若者を中心として仙台駄菓子の認知度が低い。その要因は簡単に仙台駄菓子に関する資料が手に入らない、また、言葉を知る機会がないためだと考える。その課題解決策として、駄菓子の存在を視覚的に演出した、簡単に手に入る冊子を制作することは有効な手段であると考える。
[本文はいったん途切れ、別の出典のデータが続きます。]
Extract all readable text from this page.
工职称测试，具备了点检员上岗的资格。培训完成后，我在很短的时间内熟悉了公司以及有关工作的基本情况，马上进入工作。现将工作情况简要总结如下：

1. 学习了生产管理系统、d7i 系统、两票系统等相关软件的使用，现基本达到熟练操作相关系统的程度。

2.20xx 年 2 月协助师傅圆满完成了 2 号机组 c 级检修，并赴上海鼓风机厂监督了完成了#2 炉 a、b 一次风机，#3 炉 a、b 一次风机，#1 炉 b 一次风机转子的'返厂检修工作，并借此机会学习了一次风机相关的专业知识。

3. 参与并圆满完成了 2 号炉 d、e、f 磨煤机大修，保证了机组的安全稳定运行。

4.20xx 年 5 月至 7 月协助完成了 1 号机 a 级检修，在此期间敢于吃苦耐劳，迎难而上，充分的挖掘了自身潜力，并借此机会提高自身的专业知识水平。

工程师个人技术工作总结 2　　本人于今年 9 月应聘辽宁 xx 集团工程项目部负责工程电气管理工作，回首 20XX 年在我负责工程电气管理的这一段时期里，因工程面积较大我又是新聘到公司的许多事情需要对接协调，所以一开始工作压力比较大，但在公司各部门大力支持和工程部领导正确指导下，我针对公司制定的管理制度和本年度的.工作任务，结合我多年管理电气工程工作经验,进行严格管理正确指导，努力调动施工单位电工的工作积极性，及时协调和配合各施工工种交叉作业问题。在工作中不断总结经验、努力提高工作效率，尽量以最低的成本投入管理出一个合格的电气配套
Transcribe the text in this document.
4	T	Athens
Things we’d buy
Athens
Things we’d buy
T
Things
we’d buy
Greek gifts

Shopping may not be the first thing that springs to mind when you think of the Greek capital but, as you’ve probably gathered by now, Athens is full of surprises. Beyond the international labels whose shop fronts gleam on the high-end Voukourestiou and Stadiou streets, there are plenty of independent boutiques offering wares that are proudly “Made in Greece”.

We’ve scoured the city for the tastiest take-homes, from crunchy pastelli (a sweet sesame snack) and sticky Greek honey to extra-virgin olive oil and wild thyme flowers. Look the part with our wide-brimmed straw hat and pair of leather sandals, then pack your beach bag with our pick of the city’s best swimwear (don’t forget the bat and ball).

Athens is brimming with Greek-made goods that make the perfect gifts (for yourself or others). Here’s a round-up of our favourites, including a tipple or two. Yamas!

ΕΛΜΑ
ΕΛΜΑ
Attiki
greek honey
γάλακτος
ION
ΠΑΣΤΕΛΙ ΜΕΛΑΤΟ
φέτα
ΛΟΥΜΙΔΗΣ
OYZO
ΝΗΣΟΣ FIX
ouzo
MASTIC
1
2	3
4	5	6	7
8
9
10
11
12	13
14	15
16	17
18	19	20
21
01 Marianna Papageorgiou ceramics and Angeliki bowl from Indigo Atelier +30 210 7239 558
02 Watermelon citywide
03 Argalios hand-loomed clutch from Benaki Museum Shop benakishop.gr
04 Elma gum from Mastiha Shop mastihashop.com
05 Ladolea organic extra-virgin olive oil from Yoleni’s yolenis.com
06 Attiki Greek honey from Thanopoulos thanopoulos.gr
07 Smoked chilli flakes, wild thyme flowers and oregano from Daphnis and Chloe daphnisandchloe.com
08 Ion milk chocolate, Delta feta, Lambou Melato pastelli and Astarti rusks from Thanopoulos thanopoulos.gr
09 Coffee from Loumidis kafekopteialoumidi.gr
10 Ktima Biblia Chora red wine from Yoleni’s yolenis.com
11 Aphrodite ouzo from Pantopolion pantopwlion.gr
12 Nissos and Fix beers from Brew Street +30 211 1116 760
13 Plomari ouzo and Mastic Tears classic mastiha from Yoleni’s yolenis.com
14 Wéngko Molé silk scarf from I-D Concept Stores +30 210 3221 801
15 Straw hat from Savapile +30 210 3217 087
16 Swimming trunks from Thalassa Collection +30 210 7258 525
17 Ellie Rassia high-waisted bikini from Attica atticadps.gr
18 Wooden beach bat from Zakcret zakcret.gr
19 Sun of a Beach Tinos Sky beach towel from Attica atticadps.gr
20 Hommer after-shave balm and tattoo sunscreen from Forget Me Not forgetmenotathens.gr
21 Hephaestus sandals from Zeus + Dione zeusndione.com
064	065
時代にあった読みやすさやデザインで制作することで、現代だけでなく後世にも伝えていく架け橋となることができるであろう。

参考文献

佐藤敏悦(2018)ふるさとの駄菓子 石橋幸作が愛した味とかたち.LIXIL出版.

仙台駄菓子本舗 熊谷屋 仙台駄菓子本舗 熊谷屋,2020年4月28日, https://kumagai-ya.co.jp/ (2021年1月7日閲覧)

仙台駄菓子の石橋屋 仙台駄菓子の石橋屋, http://www.ishibashiya.co.jp/ (2021年1月7日閲覧)

仙台駄菓子本舗 日立家(2009)仙台駄菓子本舗日立家,2009年11月24日, http://sendaidagashi.com/ (2021年1月7日閲覧)

研究を終えて

実は、私も今回の研究をするに至るまで仙台駄菓子をよく知りませんでした。歴史や種類どのような見た目か、何もかも初めて知ることばかりで研究を進めていくのはとても楽しかったです。現存する仙台駄菓子屋3社に直接取材し、それぞれの店主の方とお話ししました。皆さんとても温かく対応してくださり、お店のスタッフの方も何度訪れても笑顔で「いらっしゃいませ」と言ってくださり、なんだか実家に帰ってきたような、そんな温かさもありました。実際に駄菓子の製造の様子も見学でき、職人さんの心意気を直に感じ取ることができました。私も体験させていただきましたが、一見単純に見える作業一つ一つが長年の経験を経て身につくものである、ということがよく分かりました。私の出来は、もちろんまだまだでした…(笑)

実際に店舗を訪れることで、インターネットや文献では知ることのできない仙台駄菓子を囲む素敵な環境を体験することができます。皆さんも是非訪れてみてください。そして、私の研究を通して興味を持っていただけたら幸いです。